College News LogoBarton EMS Education Partnership With Pratt CC Good for Both Colleges

For more information, contact Jennifer Ladd, 620-899-7932.

August 13, 2009
FOR IMMEDIATE RELEASE
Story by: Linda Jerke

Field Ops Day Brings Out Cooperative Efforts
Barton Community College's Emergency Medical Services Education partnership established four years ago with Pratt Community College has become a lesson in cooperation that can be witnessed especially on Barton's EMS Field Operations Days.

In this partnership, PCC allows Barton to provide EMS Education to students in its service area and utilize the Pratt campus for classes and training. When Barton has a Field Operations Day to test its EMS students, both colleges benefit as the two often assist each other. That was the case in a recent field ops event when the PCC nursing students became the ER staff working with the student EMS personnel, thus giving the Pratt students a good field test as well.

On those Field Operations Days, which happen twice a year, EMS students are called out on simulated medical emergencies that are the next best thing to the real life traumas they will face in the real world of EMS. The exercise tests their EMS skills and knowledge, explained Jennifer Ladd, Barton's EMS Education Pratt Site Coordinator.

Ladd plans the next Field Ops event for Aug. 22 and will utilize PCC's campus as the location for the mock disaster. Volunteers from the Pratt, Sylvia and Turon communities donate their time as patients or victims, who are painted with artificial blood and bruises and do their best to act out the manifestations of many other injuries while the EMS students apply their newly learned skills in emergency medical procedures.

"(PCC) allows us to use its dorms, rodeo grounds, baseball fields and many other locations on its campus," Ladd said. "Last May, we set up a tent site behind some trees on campus as the scene of a mass shooting. It was very realistic."
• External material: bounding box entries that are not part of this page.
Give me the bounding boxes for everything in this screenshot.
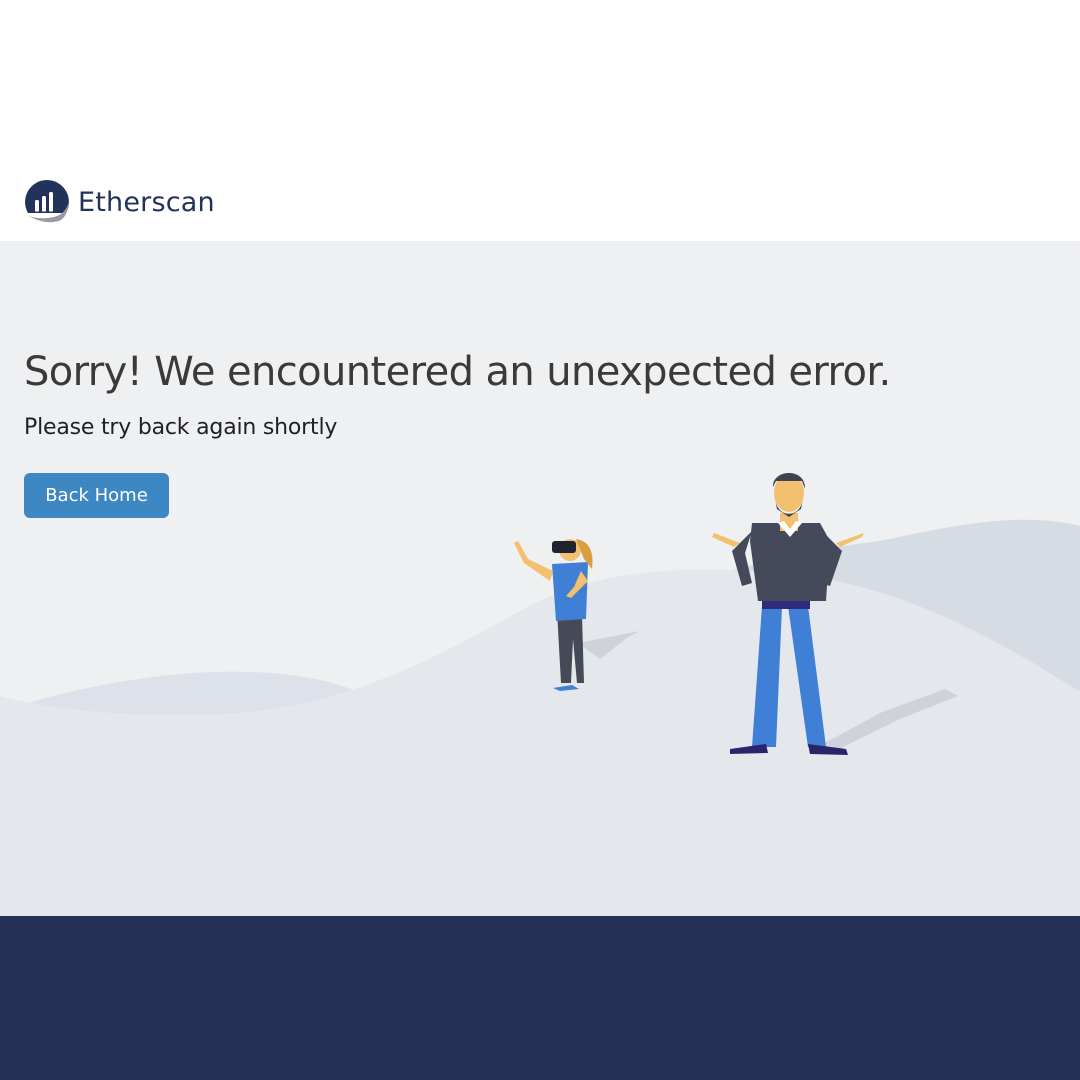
site-header: Etherscan: [0, 0, 1080, 241]
site-footer: [0, 916, 1080, 1080]
brand-name: Etherscan: [78, 186, 215, 218]
error-title: Sorry! We encountered an unexpected erro…: [24, 349, 891, 395]
error-page: Etherscan Sorry! We encountered an unexp…: [0, 0, 1080, 1080]
error-hero: Sorry! We encountered an unexpected erro…: [0, 241, 1080, 916]
back-home-button[interactable]: Back Home: [24, 473, 169, 518]
etherscan-logo-icon: [25, 180, 69, 223]
error-subtitle: Please try back again shortly: [24, 415, 338, 440]
etherscan-logo-link[interactable]: Etherscan: [24, 179, 215, 225]
hills-illustration: [0, 473, 1080, 916]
In fact, the field ops event is usually so realistic that the students walk away from it still shaking, Ladd said.

Barton's EMS Program was one of the first in the state to have a mobile simulation lab. The fully equipped ambulance also is equipped with a camera, microphone and computers so the students can be monitored during the event.

Inside the emergency vehicle as it rushes the patient to the hospital, student EMS providers talk to the patients to assess and treat their injuries. The vehicle simulates the real-life situation, sometimes going down a bumpy road, not just a smooth highway, to give the students that experience, Ladd said.

Life Team or Eagle Med emergency flight services often come in to give the students a chance to see what it's like to work with them, she added.

The Aug. 22 event will be held from 9 a.m. to 8 p.m. and will involve four EMS students in the summer class. Barton's EMS Education Program welcomes the public to participate in Field Operations Day as patients or bystanders, or just to come out and watch as the event unfolds. Anyone interested in participating may contact Ladd, 620-899-7932, or Barton's EMS Education Office, 620-792-9341 or 800-732-6842.

"We can always use more patients and helpers," Ladd said.
Barton's EMS Program is one of only eight accredited paramedic programs in Kansas and it has the largest EMS education service area of any community college in the state, making education convenient and accessible. The program has a student success rate well above the national average, Ladd said.

Barton's EMS Education Program offers coursework at all levels of pre-hospital emergency care with courses on the Barton County campus, on the Pratt Community College campus and at Barton's Hazardous Materials and Emergency Services Training Institute in Grandview Plaza, Kan. Barton's program also has online opportunities, including its EMS Administration degree curriculum.
Employment of Emergency Medical Technicians and Paramedics is expected to grow faster than the national average through 2014.

Upon completion of Barton's program and receipt of certification, Paramedic students can pursue employment as entry level Paramedics with EMS or fire agencies as well as with private industry, college and professional sports teams and hospitals.

EMS Field Ops

Barton Community College Emergency Medical Services students place a patient in the emergency vehicle during a recent Field Operations Day on the Pratt Community College campus. Barton's EMS Program partners with PCC to offer EMS education on the Pratt campus.